A few days after the movie was featured at Cannes, Ramsay, during a fireside chat with
prominent film journalist and critic Elvis Mitchell, remarked, “This whole postpartum thing is
just bullshit”. She adds: “It’s not about that. It’s about a relationship breaking down, it’s about
love breaking down, and sex breaking down after having a baby. And it’s also about a creative
block”. While Harwicz herself has not stated that Grace suffers from postpartum depression,
Ramsay’s stance nonetheless reveals how the film ultimately loses a crucial through-line of the
novel.
In distancing itself from any specific psychiatric framing, Die My Love flattens
motherhood’s role in Grace’s psychological decline, allowing her distress to be read as
pathological, or even gratuitous, rather than structurally tied to maternal confinement. In a 2018
interview with neverimitate, Harwicz describes the book as “the story of a woman faced with two
possible fates: being a mother/wife/lover or walking the riskier, marshy path of simply Being.”
She also says she was inspired to write the book as means of escape from “motherhood as a
form of prison, a trap, an ordinary destiny”.
Additionally, Adam O'Brien's indie horror film MOM (2025) doesn’t feel substantially distinctive
and treads similar waters to those we’ve seen before.

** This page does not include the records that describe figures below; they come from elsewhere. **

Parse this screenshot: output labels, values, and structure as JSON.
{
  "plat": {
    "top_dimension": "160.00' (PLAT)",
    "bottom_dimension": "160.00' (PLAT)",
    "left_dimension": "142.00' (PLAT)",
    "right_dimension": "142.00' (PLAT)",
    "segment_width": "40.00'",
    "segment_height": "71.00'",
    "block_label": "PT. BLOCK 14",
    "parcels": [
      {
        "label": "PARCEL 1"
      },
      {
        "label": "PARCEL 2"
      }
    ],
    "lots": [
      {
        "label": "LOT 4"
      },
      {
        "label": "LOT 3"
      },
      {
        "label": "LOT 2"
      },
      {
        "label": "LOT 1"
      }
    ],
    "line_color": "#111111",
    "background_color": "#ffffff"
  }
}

A mother grappling with postpartum
depression and a challenging marriage. Whereas Bring Her Back (2025), Australian twin Directors Dany and Michael Philippou’s recent addition to the disturbed mothers'; universe, provides a sharper, macabre tale of motherhood. Old occult VHS tapes. A strange, barren backyard swimming pool. A child eating knives. The Observer described it as “the most unsettling film of the year”. The film chronicles Laura (Sally Hawkins), a bereaved mother who fosters two children following the death of their father. What follows is a dark tale of the intensities of both a mother’s love and grief.
While the horror genre has taken bold leaps in its attempts to portray the complexities of
motherhood, it often feels constrained. Commodified and packaged without deeper
introspection. An overwhelming majority feature white mothers, mostly middle-class. It appears
that when it comes to maternal despair, the genre is only concerned with one singular identity.
Ultimately, as Harrington points out: “This monstrous-maternal is a troublesome double bind
that frames the woman as always-already monstrous, and one that, perhaps, hides behind yet
transcends more historically specific accounts of ideologically complicit or transgressive forms of motherhood”.
Will 2026 bring anything new to the rolodex?